Sifiso Mkhabela was born in Nelspruit (now Mbombela) in 1991. Mkhabela moved to Pretoria to pursue his art career in 2013 where he studied and obtained his B-Tech degree in Fine and Applied Arts. After graduating he went on and worked for Angus Taylor where he Wes a studio assistant. Mkhabela now works in his own studio in Johannesburg where he specializes in metal sculpture.
Picking up the welder and the grinder was not just an artistic choice for me. I have a really strong connection with these tools as they were basically in front of me my whole life. My work is inspired by my father, who is a boiler maker and that is why working with metal is second nature to me. As a good observer going up, I learnt a lot from my father whom I categorically say right now, is a better welder than I am.
I draw my inspiration from my childhood memories. Working with metal is hard work and watching my father work tirelessly over the years and never giving up really helped me form the solid ground that I stand on as a sculptor today. Metal is a medium that speaks volumes to me because it is used in almost everything we used in our daily lives, metal is the back bone of our entire infrastructure.
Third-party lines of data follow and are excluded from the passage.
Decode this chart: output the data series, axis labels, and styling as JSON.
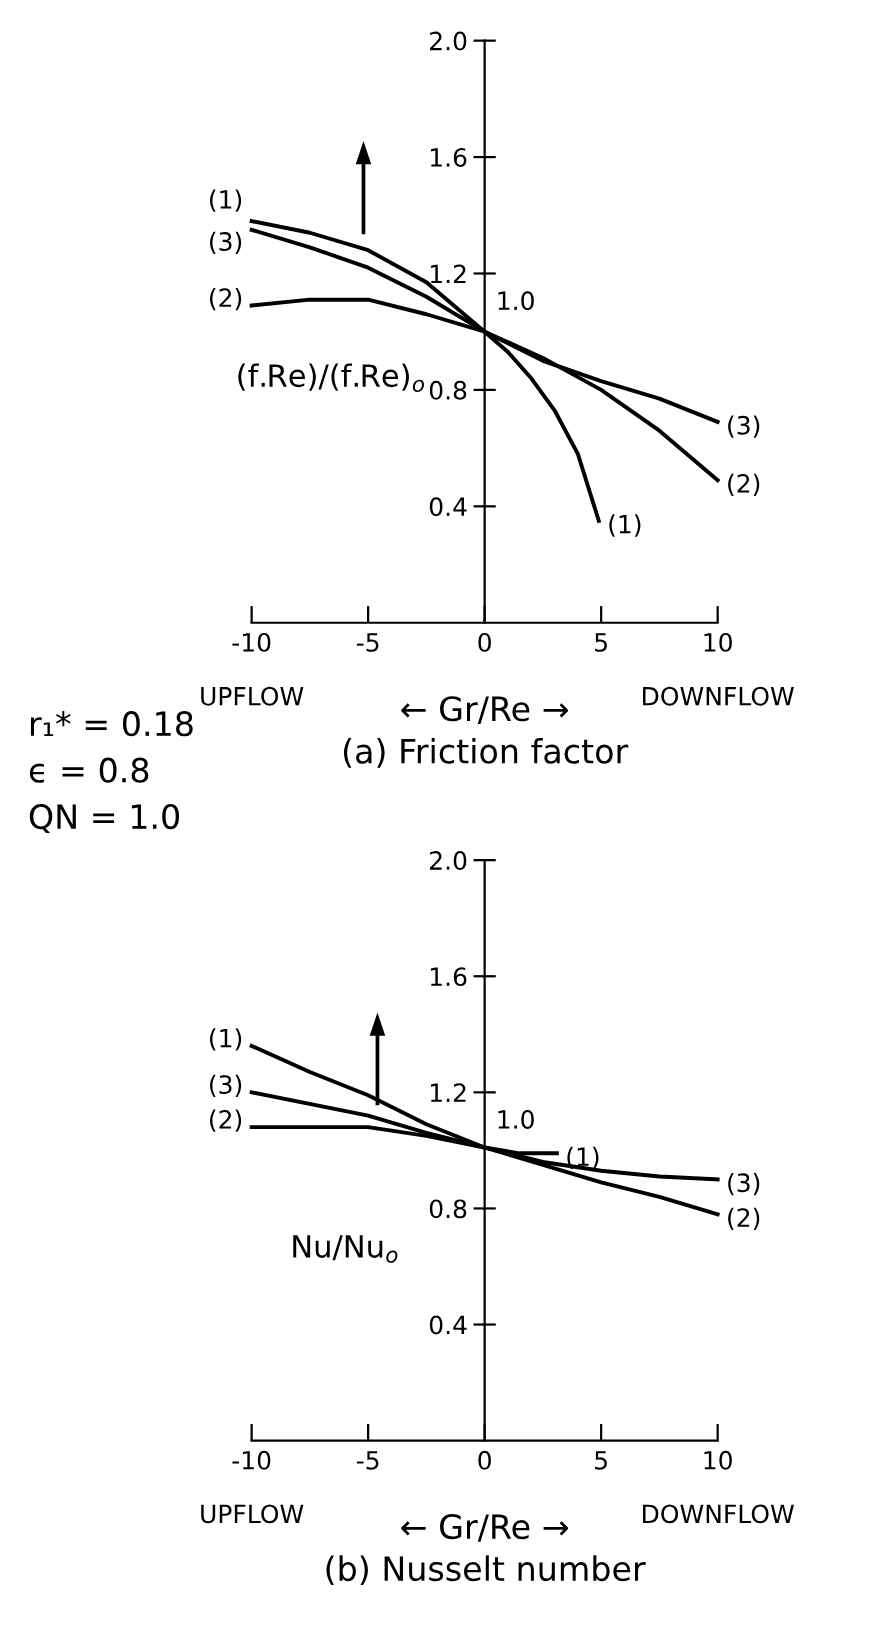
{
  "chart_data": [
    {
      "type": "line",
      "title": "(a) Friction factor",
      "xlabel": "← Gr/Re →",
      "ylabel": "(f.Re)/(f.Re)$_{o}$",
      "xlim": [
        -10,
        10
      ],
      "xticks": [
        -10,
        -5,
        0,
        5,
        10
      ],
      "ylim": [
        0,
        2
      ],
      "yticks": [
        0.4,
        0.8,
        1.2,
        1.6,
        {
          "value": 2,
          "label": "2.0"
        }
      ],
      "grid": false,
      "legend": false,
      "marker": "none",
      "line_style": "solid",
      "annotations": [
        "UPFLOW",
        "DOWNFLOW",
        {
          "text": "1.0",
          "x": 0,
          "y": 1.0
        }
      ],
      "series": [
        {
          "name": "(1)",
          "color": "#000000",
          "x": [
            -10,
            -7.5,
            -5,
            -2.5,
            0,
            1,
            2,
            3,
            4,
            4.9
          ],
          "values": [
            1.38,
            1.34,
            1.28,
            1.17,
            1.0,
            0.93,
            0.84,
            0.73,
            0.58,
            0.35
          ]
        },
        {
          "name": "(2)",
          "color": "#000000",
          "x": [
            -10,
            -7.5,
            -5,
            -2.5,
            0,
            2.5,
            5,
            7.5,
            10
          ],
          "values": [
            1.09,
            1.11,
            1.11,
            1.06,
            1.0,
            0.91,
            0.8,
            0.66,
            0.49
          ]
        },
        {
          "name": "(3)",
          "color": "#000000",
          "x": [
            -10,
            -7.5,
            -5,
            -2.5,
            0,
            2.5,
            5,
            7.5,
            10
          ],
          "values": [
            1.35,
            1.29,
            1.22,
            1.12,
            1.0,
            0.9,
            0.83,
            0.77,
            0.69
          ]
        }
      ]
    },
    {
      "type": "line",
      "title": "(b) Nusselt number",
      "xlabel": "← Gr/Re →",
      "ylabel": "Nu/Nu$_{o}$",
      "xlim": [
        -10,
        10
      ],
      "xticks": [
        -10,
        -5,
        0,
        5,
        10
      ],
      "ylim": [
        0,
        2
      ],
      "yticks": [
        0.4,
        0.8,
        1.2,
        1.6,
        {
          "value": 2,
          "label": "2.0"
        }
      ],
      "grid": false,
      "legend": false,
      "marker": "none",
      "line_style": "solid",
      "annotations": [
        "UPFLOW",
        "DOWNFLOW",
        {
          "text": "1.0",
          "x": 0,
          "y": 1.0
        },
        "r₁* = 0.18",
        "ϵ = 0.8",
        "QN = 1.0"
      ],
      "series": [
        {
          "name": "(1)",
          "color": "#000000",
          "x": [
            -10,
            -7.5,
            -5,
            -2.5,
            0,
            1.5,
            3.1
          ],
          "values": [
            1.36,
            1.27,
            1.19,
            1.09,
            1.01,
            0.99,
            0.99
          ]
        },
        {
          "name": "(2)",
          "color": "#000000",
          "x": [
            -10,
            -5,
            -2.5,
            0,
            2.5,
            5,
            7.5,
            10
          ],
          "values": [
            1.08,
            1.08,
            1.05,
            1.01,
            0.95,
            0.89,
            0.84,
            0.78
          ]
        },
        {
          "name": "(3)",
          "color": "#000000",
          "x": [
            -10,
            -5,
            -2.5,
            0,
            2.5,
            5,
            7.5,
            10
          ],
          "values": [
            1.2,
            1.12,
            1.06,
            1.01,
            0.96,
            0.93,
            0.91,
            0.9
          ]
        }
      ]
    }
  ]
}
I am currently working with both geometric forms and organic structures to create my sculptures. In my work I employ hybridity as a powerful tool of transformation and reconstruction of existing concepts to create new exciting structures. My point of view is inspired by mathematical and scientific concepts. I love the philosophy thought by Plato where he said “The physical world is a poor decaying copy of a perfect, rational and changeless original world.
”Platonism is a contemporary view that there are abstract objects that do not exist in time or space, my work is an attempt to represent these abstract objects taking from my childhood experience. My works becomes hybrids of these abstract objects as they are after all just mere representations of the originals.
I consider my work hybrids because it is a combination of my thoughts and everything we perceive every day from our infrastructure to the human figure as we traditionally now it. I try to understand and imitate this concept by playing around with platonic shapes to construct new identities of my thoughts and my work becomes a form of me talking about these abstract objects, while transforming ordinary matter into something new thus creating a link between the material world and the mentally formulated one.
To begin the process, my sculptures are made out of shoe sole rubber and sometimes wire and then later I turn them into metal life size and sometimes 3 times life sized sculptures. This material is strong and direct; it allows me to fully engage in the process of constructing and creating through various welding processes and techniques.

The surface of my sculptures has a raw translucent quality, I do not want to mask the medium because of the texture it introduces into my sculptures. The more I work with this medium the more I find new ways of manipulating it to depict my thoughts of the abstract objects that Plato is talking about in his theory. I call them hybrids of my thoughts.